Power  /  Debunk

The Confederacy Was an Antidemocratic, Centralized State

The actual Confederate States of America was a repressive state devoted to white supremacy.

The war brought a terrible reckoning for the Confederate States of America, subjecting it to the military test of the Union armies and the political judgment of its own people. The C.S.A. was a nation built on a slim foundation of democratic consent: Of its total population of 9 million, only about 1.5 million were white men of voting and military age; the rest—white women and the enslaved—formed the vast ranks of the politically dispossessed. Political consent, and popular support for the war effort, were accordingly shallow.

The C.S.A. was a fraction of the size of its enemy. The Union had 10 times its manufacturing capacity, and its population of 22 million dwarfed that of the Confederacy. It quickly became clear what such imbalances meant: The Confederacy had to exert unsupportable demands on its population, and to build up a powerful central-state government to do what the private sector could not.

After one year of war, the Davis administration was forced to adopt the first conscription act in American history. Because enslaved men were not available for military service, it was forced to mobilize a far higher proportion of white men. By the end of the war, a staggering 75 to 85 percent of white men ages 15 to 55 had served. Combined with the exemptions the government was forced to make for slaveholders, conscription quickly gave rise to charges that it was a “rich man’s war, poor man’s fight.”

The C.S.A.’s level of military mobilization was unsupportable in an agrarian society. By 1863, the government faced a starvation crisis and a wave of food riots organized by white soldiers’ wives protesting the government’s military policies. The Confederacy adopted a series of highly intrusive taxes, labor regulations, and impressment policies. Nobody loved Jefferson Davis when they had to live under his government. The modern embrace of the C.S.A. as a symbol of states’-rights government is particularly ironic in light of its history.

The Confederate States of America went to war against the United States to secure the enslavement of people of African descent into the indefinite future. Confederate leaders claimed that slavery would prove a strength in wartime, but it did not. To the contrary, enslaved men, women, and children seized the opportunity the war offered to make their own history, turning the war to save the Union into a war of liberation.
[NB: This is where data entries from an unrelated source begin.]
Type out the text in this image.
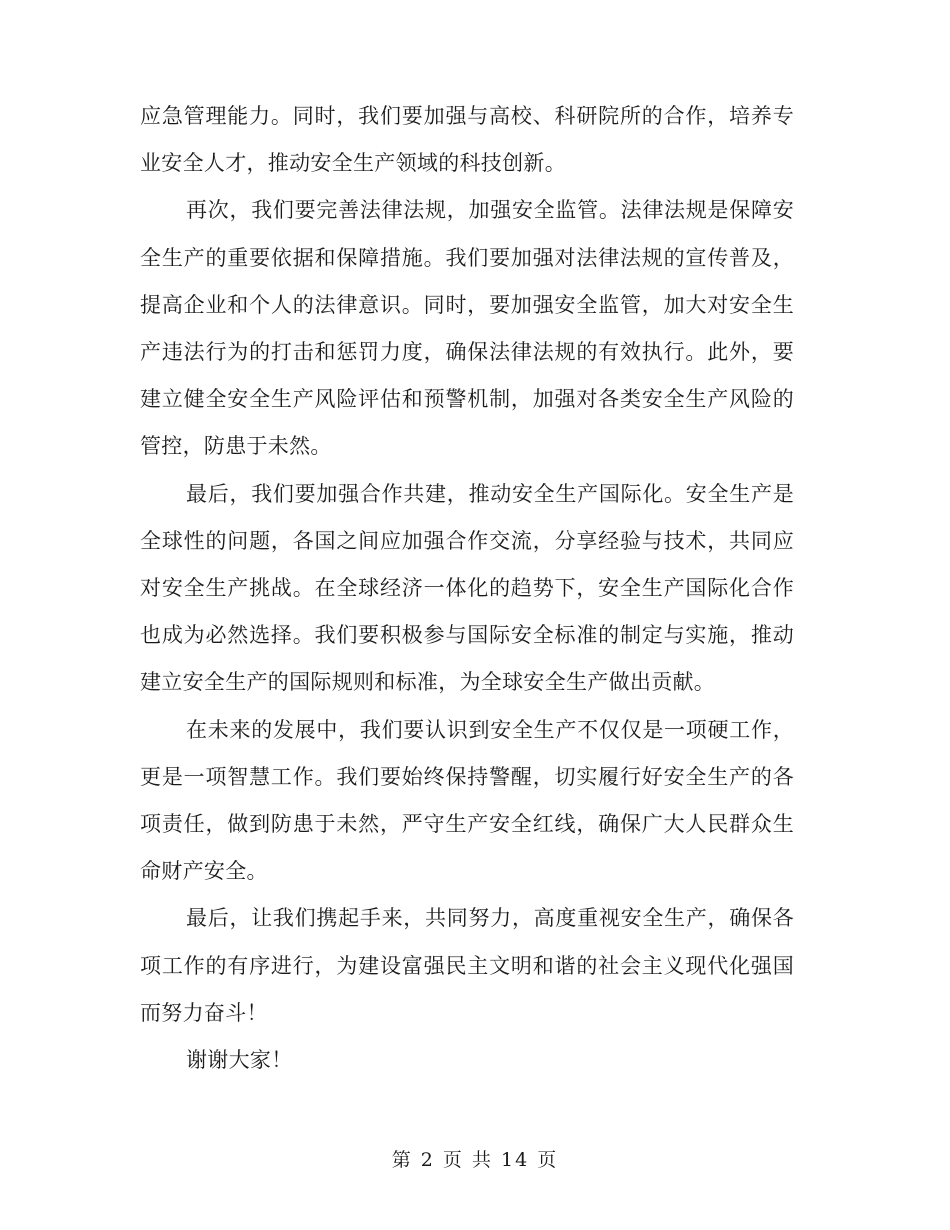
应急管理能力。同时，我们要加强与高校、科研院所的合作，培养专业安全人才，推动安全生产领域的科技创新。

再次，我们要完善法律法规，加强安全监管。法律法规是保障安全生产的重要依据和保障措施。我们要加强对法律法规的宣传普及，提高企业和个人的法律意识。同时，要加强安全监管，加大对安全生产违法行为的打击和惩罚力度，确保法律法规的有效执行。此外，要建立健全安全生产风险评估和预警机制，加强对各类安全生产风险的管控，防患于未然。

最后，我们要加强合作共建，推动安全生产国际化。安全生产是全球性的问题，各国之间应加强合作交流，分享经验与技术，共同应对安全生产挑战。在全球经济一体化的趋势下，安全生产国际化合作也成为必然选择。我们要积极参与国际安全标准的制定与实施，推动建立安全生产的国际规则和标准，为全球安全生产做出贡献。

在未来的发展中，我们要认识到安全生产不仅仅是一项硬工作，更是一项智慧工作。我们要始终保持警醒，切实履行好安全生产的各项责任，做到防患于未然，严守生产安全红线，确保广大人民群众生命财产安全。

最后，让我们携起手来，共同努力，高度重视安全生产，确保各项工作的有序进行，为建设富强民主文明和谐的社会主义现代化强国而努力奋斗！

谢谢大家！

第 2 页 共 14 页
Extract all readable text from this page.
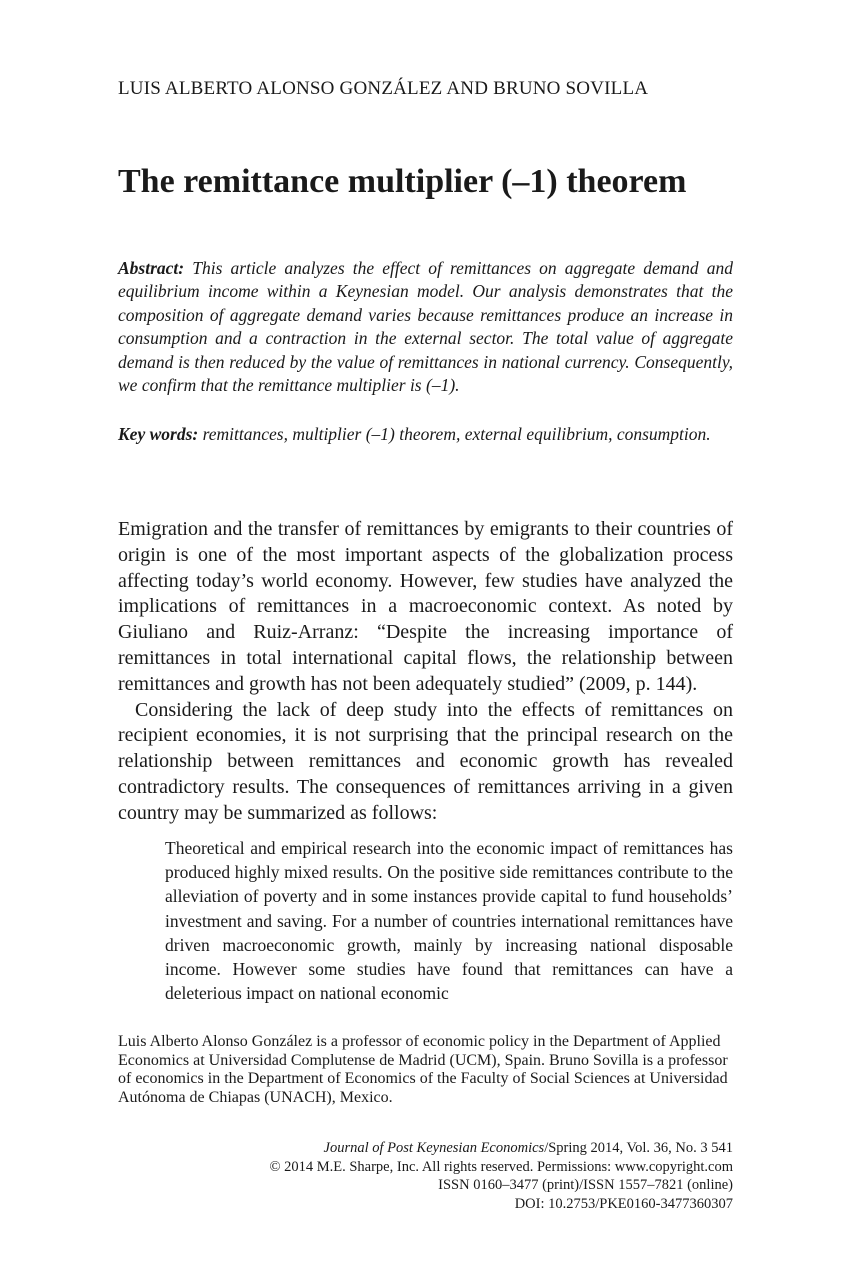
LUIS ALBERTO ALONSO GONZÁLEZ AND BRUNO SOVILLA
The remittance multiplier (–1) theorem
Abstract: This article analyzes the effect of remittances on aggregate demand and equilibrium income within a Keynesian model. Our analysis demonstrates that the composition of aggregate demand varies because remittances produce an increase in consumption and a contraction in the external sector. The total value of aggregate demand is then reduced by the value of remittances in national currency. Consequently, we confirm that the remittance multiplier is (–1).
Key words: remittances, multiplier (–1) theorem, external equilibrium, consumption.

Emigration and the transfer of remittances by emigrants to their countries of origin is one of the most important aspects of the globalization process affecting today’s world economy. However, few studies have analyzed the implications of remittances in a macroeconomic context. As noted by Giuliano and Ruiz-Arranz: “Despite the increasing importance of remittances in total international capital flows, the relationship between remittances and growth has not been adequately studied” (2009, p. 144).

Considering the lack of deep study into the effects of remittances on recipient economies, it is not surprising that the principal research on the relationship between remittances and economic growth has revealed contradictory results. The consequences of remittances arriving in a given country may be summarized as follows:

Theoretical and empirical research into the economic impact of remittances has produced highly mixed results. On the positive side remittances contribute to the alleviation of poverty and in some instances provide capital to fund households’ investment and saving. For a number of countries international remittances have driven macroeconomic growth, mainly by increasing national disposable income. However some studies have found that remittances can have a deleterious impact on national economic
Luis Alberto Alonso González is a professor of economic policy in the Department of Applied Economics at Universidad Complutense de Madrid (UCM), Spain. Bruno Sovilla is a professor of economics in the Department of Economics of the Faculty of Social Sciences at Universidad Autónoma de Chiapas (UNACH), Mexico.
Journal of Post Keynesian Economics/Spring 2014, Vol. 36, No. 3 541
© 2014 M.E. Sharpe, Inc. All rights reserved. Permissions: www.copyright.com
ISSN 0160–3477 (print)/ISSN 1557–7821 (online)
DOI: 10.2753/PKE0160-3477360307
They made their military value abundantly clear. One Confederate officer complained that the South was waging war with the Union army in front and “an insurrection in the rear,” advising the leadership to try to win the loyalty and military service of the enslaved with promises of freedom. The Davis administration would belatedly make some abortive efforts to recruit enslaved men to save the slaveholders’ republic, one telling indication of how incoherent the national project had become. But it was the U.S. government and armies that won enslaved peoples’ allegiance and service—securing, in return, the Emancipation Proclamation, the Thirteenth Amendment, and the defeat of the Confederacy.